Altair Announces Proposed Private Placement

Altair Resources

Vancouver, BC – April 17, 2014: Altair Gold Incorporated (“Altair”) (TSX-V: AVX) announces that it plans to raise up to $450,000 in a non-brokered private placement financing (the “Offering”). The Offering consists of up to 9 million units (the “Units”) at $0.05 per Unit for gross proceeds of up to $450,000. Each Unit will consist of one common share and one common share purchase warrant (the “Warrant”). Each Warrant included in the Units will entitle the holder to purchase one additional Altair common share for $0.10 per share. All of the Warrants are exercisable for a period of five years from the closing date, subject to the right of the Company to accelerate the expiry of the Warrants, if, during the term of the Warrants, the common shares of the Company close at a price at or above $0.20 per share for more than 20 consecutive trading days. Finder’s fees may be payable on all, or part, of the Offering.
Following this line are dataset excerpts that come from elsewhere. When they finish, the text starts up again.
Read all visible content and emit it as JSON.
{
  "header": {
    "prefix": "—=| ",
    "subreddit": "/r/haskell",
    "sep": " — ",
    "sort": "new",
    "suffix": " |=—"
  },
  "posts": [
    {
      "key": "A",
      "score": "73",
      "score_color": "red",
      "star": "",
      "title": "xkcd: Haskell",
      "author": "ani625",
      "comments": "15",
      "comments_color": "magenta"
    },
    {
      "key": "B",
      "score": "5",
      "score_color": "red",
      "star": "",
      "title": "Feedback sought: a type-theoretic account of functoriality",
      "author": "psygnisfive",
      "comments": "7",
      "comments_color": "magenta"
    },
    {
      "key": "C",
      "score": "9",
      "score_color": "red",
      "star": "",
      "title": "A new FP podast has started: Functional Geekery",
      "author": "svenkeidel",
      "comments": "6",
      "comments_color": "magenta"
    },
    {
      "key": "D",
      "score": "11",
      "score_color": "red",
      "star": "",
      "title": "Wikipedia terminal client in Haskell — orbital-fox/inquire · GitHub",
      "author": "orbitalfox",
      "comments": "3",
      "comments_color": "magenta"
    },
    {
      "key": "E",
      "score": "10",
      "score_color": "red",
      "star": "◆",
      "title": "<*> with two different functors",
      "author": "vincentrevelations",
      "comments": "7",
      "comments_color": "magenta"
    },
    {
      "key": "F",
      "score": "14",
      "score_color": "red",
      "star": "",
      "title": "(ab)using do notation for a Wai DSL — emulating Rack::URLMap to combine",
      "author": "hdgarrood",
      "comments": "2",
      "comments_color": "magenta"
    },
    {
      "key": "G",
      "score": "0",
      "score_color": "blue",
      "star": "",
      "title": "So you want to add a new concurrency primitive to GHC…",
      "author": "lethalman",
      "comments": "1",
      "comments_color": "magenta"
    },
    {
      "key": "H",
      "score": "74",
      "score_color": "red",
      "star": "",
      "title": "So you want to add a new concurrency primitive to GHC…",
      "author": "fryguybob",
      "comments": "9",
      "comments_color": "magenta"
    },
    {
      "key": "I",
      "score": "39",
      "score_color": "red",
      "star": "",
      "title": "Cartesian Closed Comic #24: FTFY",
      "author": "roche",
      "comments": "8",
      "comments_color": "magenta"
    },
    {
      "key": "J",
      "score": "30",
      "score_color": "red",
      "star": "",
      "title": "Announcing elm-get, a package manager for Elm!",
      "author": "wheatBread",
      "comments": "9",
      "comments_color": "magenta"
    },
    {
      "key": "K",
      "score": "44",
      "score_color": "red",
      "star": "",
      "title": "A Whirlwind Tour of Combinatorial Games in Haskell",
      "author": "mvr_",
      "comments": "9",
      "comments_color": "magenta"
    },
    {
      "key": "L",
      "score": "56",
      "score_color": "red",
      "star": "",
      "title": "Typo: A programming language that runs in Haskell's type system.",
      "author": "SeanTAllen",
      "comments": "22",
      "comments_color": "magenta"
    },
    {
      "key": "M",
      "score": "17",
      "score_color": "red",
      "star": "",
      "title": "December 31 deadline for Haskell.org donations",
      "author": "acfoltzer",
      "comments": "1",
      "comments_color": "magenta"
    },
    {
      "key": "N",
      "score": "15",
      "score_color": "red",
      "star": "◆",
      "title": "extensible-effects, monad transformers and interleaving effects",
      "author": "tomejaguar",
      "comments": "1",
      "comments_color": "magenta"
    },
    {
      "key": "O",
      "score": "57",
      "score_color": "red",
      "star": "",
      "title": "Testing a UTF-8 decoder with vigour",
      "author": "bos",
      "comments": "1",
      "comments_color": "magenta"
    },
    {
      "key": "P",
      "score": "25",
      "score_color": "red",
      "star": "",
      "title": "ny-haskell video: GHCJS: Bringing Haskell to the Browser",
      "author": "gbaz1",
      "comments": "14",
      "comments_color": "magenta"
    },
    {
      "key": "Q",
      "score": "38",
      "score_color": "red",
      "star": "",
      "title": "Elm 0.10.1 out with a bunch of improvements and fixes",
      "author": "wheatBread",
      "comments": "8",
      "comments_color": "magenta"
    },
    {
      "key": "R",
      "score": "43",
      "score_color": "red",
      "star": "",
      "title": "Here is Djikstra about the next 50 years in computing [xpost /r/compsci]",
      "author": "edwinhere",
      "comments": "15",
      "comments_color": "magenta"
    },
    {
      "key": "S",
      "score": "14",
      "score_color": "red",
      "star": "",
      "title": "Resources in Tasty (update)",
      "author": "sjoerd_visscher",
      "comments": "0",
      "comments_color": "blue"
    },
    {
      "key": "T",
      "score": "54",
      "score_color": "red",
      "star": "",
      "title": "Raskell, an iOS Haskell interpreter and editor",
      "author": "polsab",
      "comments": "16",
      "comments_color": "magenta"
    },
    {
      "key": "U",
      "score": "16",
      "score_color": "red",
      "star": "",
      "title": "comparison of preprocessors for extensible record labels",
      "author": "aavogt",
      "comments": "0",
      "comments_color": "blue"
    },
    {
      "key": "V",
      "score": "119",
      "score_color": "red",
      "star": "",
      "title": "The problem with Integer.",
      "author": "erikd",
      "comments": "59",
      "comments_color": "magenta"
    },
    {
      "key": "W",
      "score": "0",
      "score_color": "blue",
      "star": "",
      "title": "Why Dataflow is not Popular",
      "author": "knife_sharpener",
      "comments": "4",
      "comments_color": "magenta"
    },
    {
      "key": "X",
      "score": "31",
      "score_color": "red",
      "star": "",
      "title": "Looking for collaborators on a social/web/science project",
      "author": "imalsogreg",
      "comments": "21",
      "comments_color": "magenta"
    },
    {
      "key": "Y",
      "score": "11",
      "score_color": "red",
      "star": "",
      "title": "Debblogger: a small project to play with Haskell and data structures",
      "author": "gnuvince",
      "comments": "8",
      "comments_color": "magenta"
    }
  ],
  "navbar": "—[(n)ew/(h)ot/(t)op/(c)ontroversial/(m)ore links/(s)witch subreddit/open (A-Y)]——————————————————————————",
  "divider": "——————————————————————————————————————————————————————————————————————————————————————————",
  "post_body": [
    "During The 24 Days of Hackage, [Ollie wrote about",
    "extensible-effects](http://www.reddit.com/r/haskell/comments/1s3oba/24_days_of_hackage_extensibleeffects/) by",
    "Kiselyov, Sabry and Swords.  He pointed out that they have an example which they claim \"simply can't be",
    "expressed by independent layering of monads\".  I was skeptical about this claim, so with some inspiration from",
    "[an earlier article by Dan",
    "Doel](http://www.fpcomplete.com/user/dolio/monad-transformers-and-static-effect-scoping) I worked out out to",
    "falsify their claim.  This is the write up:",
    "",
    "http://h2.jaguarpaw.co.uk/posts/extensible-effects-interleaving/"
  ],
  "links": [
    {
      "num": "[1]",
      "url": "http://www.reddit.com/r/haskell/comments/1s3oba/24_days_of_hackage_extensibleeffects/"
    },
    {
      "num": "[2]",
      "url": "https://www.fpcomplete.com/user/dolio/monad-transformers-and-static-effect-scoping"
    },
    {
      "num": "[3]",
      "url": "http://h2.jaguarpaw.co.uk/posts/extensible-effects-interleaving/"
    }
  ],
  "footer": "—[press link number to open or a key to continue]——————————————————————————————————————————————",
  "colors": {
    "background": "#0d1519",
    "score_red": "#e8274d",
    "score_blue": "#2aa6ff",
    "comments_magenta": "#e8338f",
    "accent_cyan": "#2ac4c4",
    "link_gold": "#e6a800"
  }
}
The net proceeds of the Offering will be used by Altair to fund obligations related to the Kena Property, located in southern British Columbia under Altair’s option agreement with Sultan Minerals Ltd., and for general working capital purposes.

The Offering is subject to acceptance by the TSX Venture Exchange.

For further information please contact Fayyaz Alimohamed at 604 999 4456, or e-mail at info@altairgold.com.

Altair Ventures Incorporated

Per: “Fayyaz Alimohamed”

Fayyaz Alimohamed, President & CEO

 

Forward-Looking Statement Caution

This news release contains certain “forward-looking statements”, within the meaning of Canadian securities legislation, relating to the proposed Offering and the proposed use of proceeds. Although Altair believes that such statements are reasonable, it can give no assurance that such expectations will prove to be correct. Forward-looking statements are statements that are not historical fact. They are based on the beliefs, estimates and opinions of Altair’s management on the date the statements are made and they involve a number of risks and uncertainties. Consequently, there can be no assurances that such statements will prove to be accurate and actual results and future events could differ materially from those anticipated in such statements. Altair disclaims any intention or obligation to update or revise any forward-looking statements whether as a result of new information, future events or otherwise except as required by applicable law and stock exchange policies. Factors that could cause future results to differ materially from those anticipated in these forward-looking statements include: Altair’s inability to secure subscriptions from subscribers to complete the proposed Offering in whole or in part, a management decision to change the use of proceeds based on changing circumstances, Altair’s inability to obtain the TSX Venture Exchange approval required to complete the Offering, Altair might encounter problems such as the significant depreciation of metals prices, accidents and other risks associated with mining exploration, the risk that Altair will encounter unanticipated geological factors, the possibility that Altair may not be able to secure permitting and other governmental clearances necessary to carry out Altair’s exploration plans, and the other risk factors discussed in greater detail in Altair’s various filings on SEDAR (www.sedar.com) with Canadian securities regulators.

Neither the TSX Venture Exchange nor its Regulation Services Provider (as that term is defined in the policies of the TSX Venture Exchange) accepts responsibility for the adequacy or accuracy of this release.

THIS NEWS RELEASE, REQUIRED BY APPLICABLE CANADIAN LAWS, IS NOT FOR DISTRIBUTION TO U.S. NEWS SERVICES OR FOR DISSEMINATION IN THE UNITED STATES. THE SECURITIES TO BE ISSUED UNDER THE OFFERING HAVE NOT BEEN REGISTERED UNDER THE UNITED STATES SECURITIES ACT OF 1933 (AS AMENDED) OR ANY STATE SECURITIES LAWS, AND UNLESS SO REGISTERED MAY NOT BE OFFERED OR SOLD IN THE UNITED STATES OR TO U.S. PERSONS EXCEPT PURSUANT TO AN EXEMPTION FROM, OR IN A TRANSACTION SUBJECT TO, THE REGISTRATION REQUIREMENTS OF THE UNITED STATES SECURITIES ACT OF 1933 AND APPLICABLE STATE SECURITIES LAWS. THIS NEWS RELEASE DOES NOT CONSTITUTE AN OFFER TO SELL, OR THE SOLICITATION OF AN OFFER TO BUY, NOR SHALL THERE BE ANY SALE OF SECURITIES OF THE COMPANY IN ANY JURISDICTION IN WHICH SUCH OFFER, SOLICITATION OR SALE WOULD BE UNLAWFUL PRIOR TO REGISTRATION OR QUALIFICATION UNDER THE SECURITIES LAWS OF ANY SUCH JURISDICTION.